For a regression problem:

Gradient Boost algorithm

  1. Calculate the average value of the target variable.
  2. Next, we build a tree based on the error of the previous tree. The error is just the difference between the observed target and the predicted (average) target.
    • Note: The difference is called pseudo residual. We build a tree to predict these residuals.
    • Note: The trees can be different at each step.
  3. By restricting the number of leaves, we get a fewer number of leaves than the residuals. As a result, some residuals end up in the same leaf. We replace these residuals with their average value.

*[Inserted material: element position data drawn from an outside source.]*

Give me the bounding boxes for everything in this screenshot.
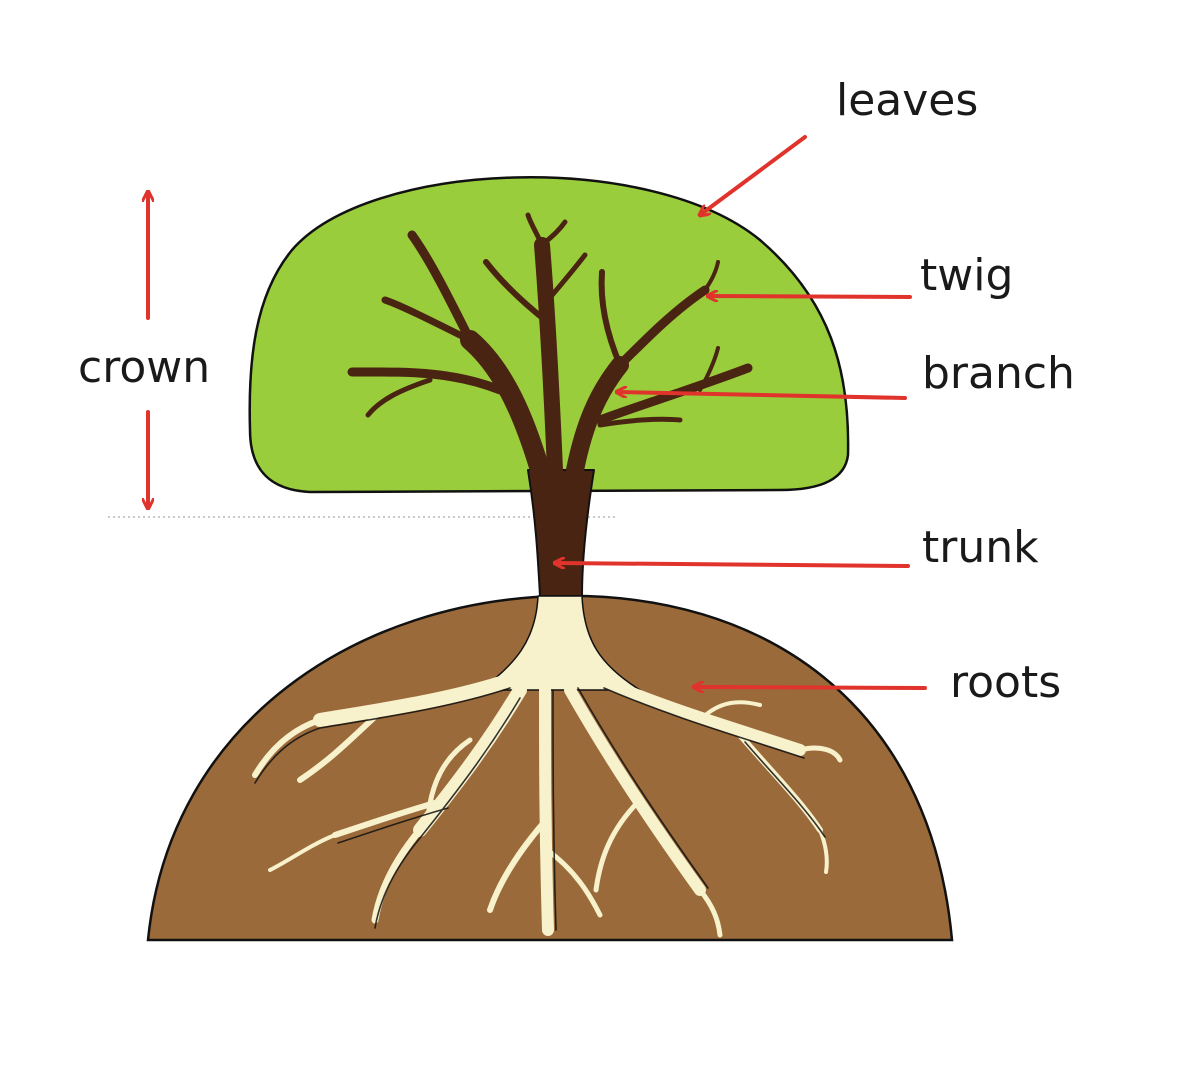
twig-arrow xyxy=(708,296,912,297)
root-system xyxy=(252,595,843,938)
leaves-arrow xyxy=(700,135,807,215)
branch-arrow xyxy=(617,392,907,400)
roots-arrow xyxy=(694,687,927,688)
trunk-arrow xyxy=(555,563,910,566)
label-crown: crown xyxy=(78,342,210,393)
label-leaves: leaves xyxy=(836,75,978,126)
tree-wood xyxy=(347,212,753,597)
trunk-shape xyxy=(527,469,595,597)
label-branch: branch xyxy=(922,348,1075,399)
label-arrows xyxy=(148,135,927,688)
label-roots: roots xyxy=(950,657,1061,708)
label-twig: twig xyxy=(920,250,1013,301)
label-trunk: trunk xyxy=(922,522,1039,573)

  4. Now, we can combine the original leaf (average of target variable) with this tree to make a new prediction of the target variable. New prediction value = original prediction value + learning rate x prediction value from the tree.
    • Learning rate: To control the contribution of trees and avoid overfitting the data, GB uses a learning rate. In other words, scaling the tree by the learning rate results in a small step in the right direction.
    • Main authors of GB suggested that empirical evidence shows that taking lots of small steps in the right direction results in better predictions with a testing dataset, i.e. lower variance.
    • Note: At each step, to get the new prediction, we combine the results of ALL the predictions, i.e. new prediction = original prediction + (LR) x residuals tree1 + (LR) x residuals tree2 + (LR) x residuals tree3 + …
  5. We repeat the steps above over and over again until we reach the maximum specified, or adding additional trees does not significantly reduce the size of residuals.